9. Actuating unit for an electro-hydraulic brake system of the "brake-by-wire" type with a first piston (DK piston 2) which can be actuated by means of an actuating pedal and is preloaded by a first return spring (14) and a second one which is preloaded by a second return spring (15). Pistons (SK pistons 3), which are arranged one behind the other in a housing (20) and delimit pressure chambers (4,5) which are connected to an unpressurized pressure medium storage container (6), to which by means of a first and a second valve device (9,10 ) lockable hydraulic lines (7, 8) are connected, with at least the first return spring (14) being designed as a travel simulator spring which determines the pedal characteristics, and with a third valve device which provides a hydraulic connection between the first pressure chamber (4) and the pressure medium reservoir ( 6) blocks or releases, characterized in that the third Valve device is formed by an electrically controllable valve (40), the control of which occurs when the pressure chambers (4, 5) are closed in such a way that the pressure medium is displaced from the first pressure chamber (4) into the pressure medium storage container (6) with simultaneous damping.

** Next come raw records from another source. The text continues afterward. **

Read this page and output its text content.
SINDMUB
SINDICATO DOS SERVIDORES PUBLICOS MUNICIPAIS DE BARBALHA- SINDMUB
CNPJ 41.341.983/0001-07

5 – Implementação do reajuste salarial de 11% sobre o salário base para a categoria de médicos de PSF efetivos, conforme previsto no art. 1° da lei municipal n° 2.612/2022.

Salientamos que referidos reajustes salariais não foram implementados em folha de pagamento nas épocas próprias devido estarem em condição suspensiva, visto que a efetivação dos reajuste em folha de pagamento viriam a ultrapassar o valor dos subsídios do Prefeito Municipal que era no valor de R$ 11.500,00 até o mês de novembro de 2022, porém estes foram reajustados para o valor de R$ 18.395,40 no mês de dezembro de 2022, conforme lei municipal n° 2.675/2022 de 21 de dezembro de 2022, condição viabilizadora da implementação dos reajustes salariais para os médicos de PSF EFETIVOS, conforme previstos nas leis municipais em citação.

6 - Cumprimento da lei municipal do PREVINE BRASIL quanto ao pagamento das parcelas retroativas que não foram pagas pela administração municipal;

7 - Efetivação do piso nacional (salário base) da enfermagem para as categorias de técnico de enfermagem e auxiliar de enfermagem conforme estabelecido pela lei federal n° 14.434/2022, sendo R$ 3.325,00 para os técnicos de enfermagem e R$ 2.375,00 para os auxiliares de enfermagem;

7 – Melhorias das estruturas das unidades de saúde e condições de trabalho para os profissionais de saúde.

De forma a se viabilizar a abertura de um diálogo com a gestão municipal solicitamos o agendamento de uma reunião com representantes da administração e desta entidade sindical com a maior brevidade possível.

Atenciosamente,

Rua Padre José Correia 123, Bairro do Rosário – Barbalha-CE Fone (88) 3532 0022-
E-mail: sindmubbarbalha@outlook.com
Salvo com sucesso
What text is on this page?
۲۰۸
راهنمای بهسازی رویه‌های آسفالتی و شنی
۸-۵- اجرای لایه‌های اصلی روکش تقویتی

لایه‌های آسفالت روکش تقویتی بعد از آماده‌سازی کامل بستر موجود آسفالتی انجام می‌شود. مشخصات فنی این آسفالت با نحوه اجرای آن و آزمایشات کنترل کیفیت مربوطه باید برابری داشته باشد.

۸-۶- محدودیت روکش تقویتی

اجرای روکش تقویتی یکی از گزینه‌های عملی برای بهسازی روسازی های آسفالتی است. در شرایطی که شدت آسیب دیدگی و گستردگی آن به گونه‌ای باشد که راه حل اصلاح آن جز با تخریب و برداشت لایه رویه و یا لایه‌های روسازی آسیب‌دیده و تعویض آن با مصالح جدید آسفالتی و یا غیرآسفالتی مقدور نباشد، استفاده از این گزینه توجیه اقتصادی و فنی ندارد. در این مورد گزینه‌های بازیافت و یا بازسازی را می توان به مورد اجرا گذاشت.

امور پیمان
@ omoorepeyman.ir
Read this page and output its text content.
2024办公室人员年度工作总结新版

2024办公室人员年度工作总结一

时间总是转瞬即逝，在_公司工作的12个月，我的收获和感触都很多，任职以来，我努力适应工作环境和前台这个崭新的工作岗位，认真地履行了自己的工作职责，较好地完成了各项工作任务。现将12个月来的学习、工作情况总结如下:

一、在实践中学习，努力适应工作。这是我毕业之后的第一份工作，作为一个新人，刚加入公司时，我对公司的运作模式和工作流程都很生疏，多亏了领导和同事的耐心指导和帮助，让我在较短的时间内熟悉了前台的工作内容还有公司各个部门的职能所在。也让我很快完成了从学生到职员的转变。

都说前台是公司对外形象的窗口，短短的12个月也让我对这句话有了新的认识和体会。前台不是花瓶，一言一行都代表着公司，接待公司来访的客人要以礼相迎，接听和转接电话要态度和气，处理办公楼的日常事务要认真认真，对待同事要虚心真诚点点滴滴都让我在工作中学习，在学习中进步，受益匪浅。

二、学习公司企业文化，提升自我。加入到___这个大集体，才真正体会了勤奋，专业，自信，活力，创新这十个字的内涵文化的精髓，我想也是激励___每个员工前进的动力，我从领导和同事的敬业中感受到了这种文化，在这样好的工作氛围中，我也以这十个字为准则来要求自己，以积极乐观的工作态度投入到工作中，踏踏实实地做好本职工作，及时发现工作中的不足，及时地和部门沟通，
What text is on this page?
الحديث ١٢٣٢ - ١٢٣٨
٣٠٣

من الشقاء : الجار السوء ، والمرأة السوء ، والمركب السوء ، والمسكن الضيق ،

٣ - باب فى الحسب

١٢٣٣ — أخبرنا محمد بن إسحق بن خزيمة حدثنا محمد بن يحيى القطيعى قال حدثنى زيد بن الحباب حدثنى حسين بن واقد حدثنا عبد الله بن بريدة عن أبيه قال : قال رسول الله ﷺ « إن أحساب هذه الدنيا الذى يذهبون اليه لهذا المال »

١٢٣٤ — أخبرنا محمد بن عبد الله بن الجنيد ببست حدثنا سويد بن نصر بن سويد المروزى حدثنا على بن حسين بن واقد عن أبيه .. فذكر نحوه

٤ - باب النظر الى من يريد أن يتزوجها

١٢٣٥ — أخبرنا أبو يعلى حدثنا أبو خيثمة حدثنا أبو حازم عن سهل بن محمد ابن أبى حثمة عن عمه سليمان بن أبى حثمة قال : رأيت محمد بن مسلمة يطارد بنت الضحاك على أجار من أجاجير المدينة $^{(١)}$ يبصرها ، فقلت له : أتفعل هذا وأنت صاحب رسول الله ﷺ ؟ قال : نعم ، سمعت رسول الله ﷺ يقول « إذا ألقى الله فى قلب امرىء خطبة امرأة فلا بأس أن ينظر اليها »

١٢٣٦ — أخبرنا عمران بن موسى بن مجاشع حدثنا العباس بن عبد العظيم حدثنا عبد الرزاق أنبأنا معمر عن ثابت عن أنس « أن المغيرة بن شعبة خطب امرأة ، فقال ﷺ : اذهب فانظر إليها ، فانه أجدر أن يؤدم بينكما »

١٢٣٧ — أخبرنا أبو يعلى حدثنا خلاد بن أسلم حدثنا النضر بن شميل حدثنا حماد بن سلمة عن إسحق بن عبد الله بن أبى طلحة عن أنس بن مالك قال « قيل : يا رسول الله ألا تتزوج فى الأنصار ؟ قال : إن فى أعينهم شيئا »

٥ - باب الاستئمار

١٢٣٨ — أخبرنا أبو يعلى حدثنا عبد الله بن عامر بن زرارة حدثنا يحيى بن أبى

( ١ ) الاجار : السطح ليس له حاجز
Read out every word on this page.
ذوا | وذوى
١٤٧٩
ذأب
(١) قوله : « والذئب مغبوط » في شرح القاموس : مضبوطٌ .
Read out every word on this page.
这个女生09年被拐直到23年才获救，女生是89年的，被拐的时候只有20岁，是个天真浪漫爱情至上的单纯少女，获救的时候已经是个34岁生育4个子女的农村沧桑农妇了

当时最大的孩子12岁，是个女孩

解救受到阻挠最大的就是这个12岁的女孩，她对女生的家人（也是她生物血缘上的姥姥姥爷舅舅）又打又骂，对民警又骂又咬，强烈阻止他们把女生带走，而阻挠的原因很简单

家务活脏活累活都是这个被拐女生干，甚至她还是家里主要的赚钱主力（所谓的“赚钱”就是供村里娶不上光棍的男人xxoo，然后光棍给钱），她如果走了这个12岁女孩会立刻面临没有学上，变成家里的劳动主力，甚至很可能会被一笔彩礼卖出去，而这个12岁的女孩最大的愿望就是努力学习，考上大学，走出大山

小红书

10. Actuating unit according to claim 9, characterized in that the control of the valve (40) takes place depending on the actuation path of the first piston (2) or a variable derived from the actuation path.

11. Actuating unit according to claim 9 or 10, characterized in that a pressure sensor (41) is provided with which the pressure controlled in the second pressure chamber (5) is determined and that the control of the valve (40) depends on the output signal of the pressure sensor (41 ) he follows.

12. Actuating unit according to one of claims 9 to 11, characterized in that the valve (40) is designed as a switching valve, the control of which takes place by means of pulse width modulated voltage.

3. Actuating unit according to one of claims 9 to 11, characterized in that the valve (40) can be operated either as a switching valve or as a pressure relief valve by different control.

14. Actuating unit according to one of claims 9 to 11, characterized in that the valve (40) is designed as an analog controllable valve.

15. Actuating unit according to one of claims 9 to 11, characterized in that the valve (40) is connected in parallel with a check valve (42) which opens towards the first pressure chamber (4).

16. Actuating unit according to one of the preceding claims, characterized in that the first piston (2) is designed as part of a position measuring system (37) which detects the actuation path and is integrated in the housing (20).

17. Actuating unit according to claim 16, characterized in that signal transmitter elements of the position measuring system are attached to the cylindrical surface of the first piston (2), the signal sensor of which is arranged in the housing (20).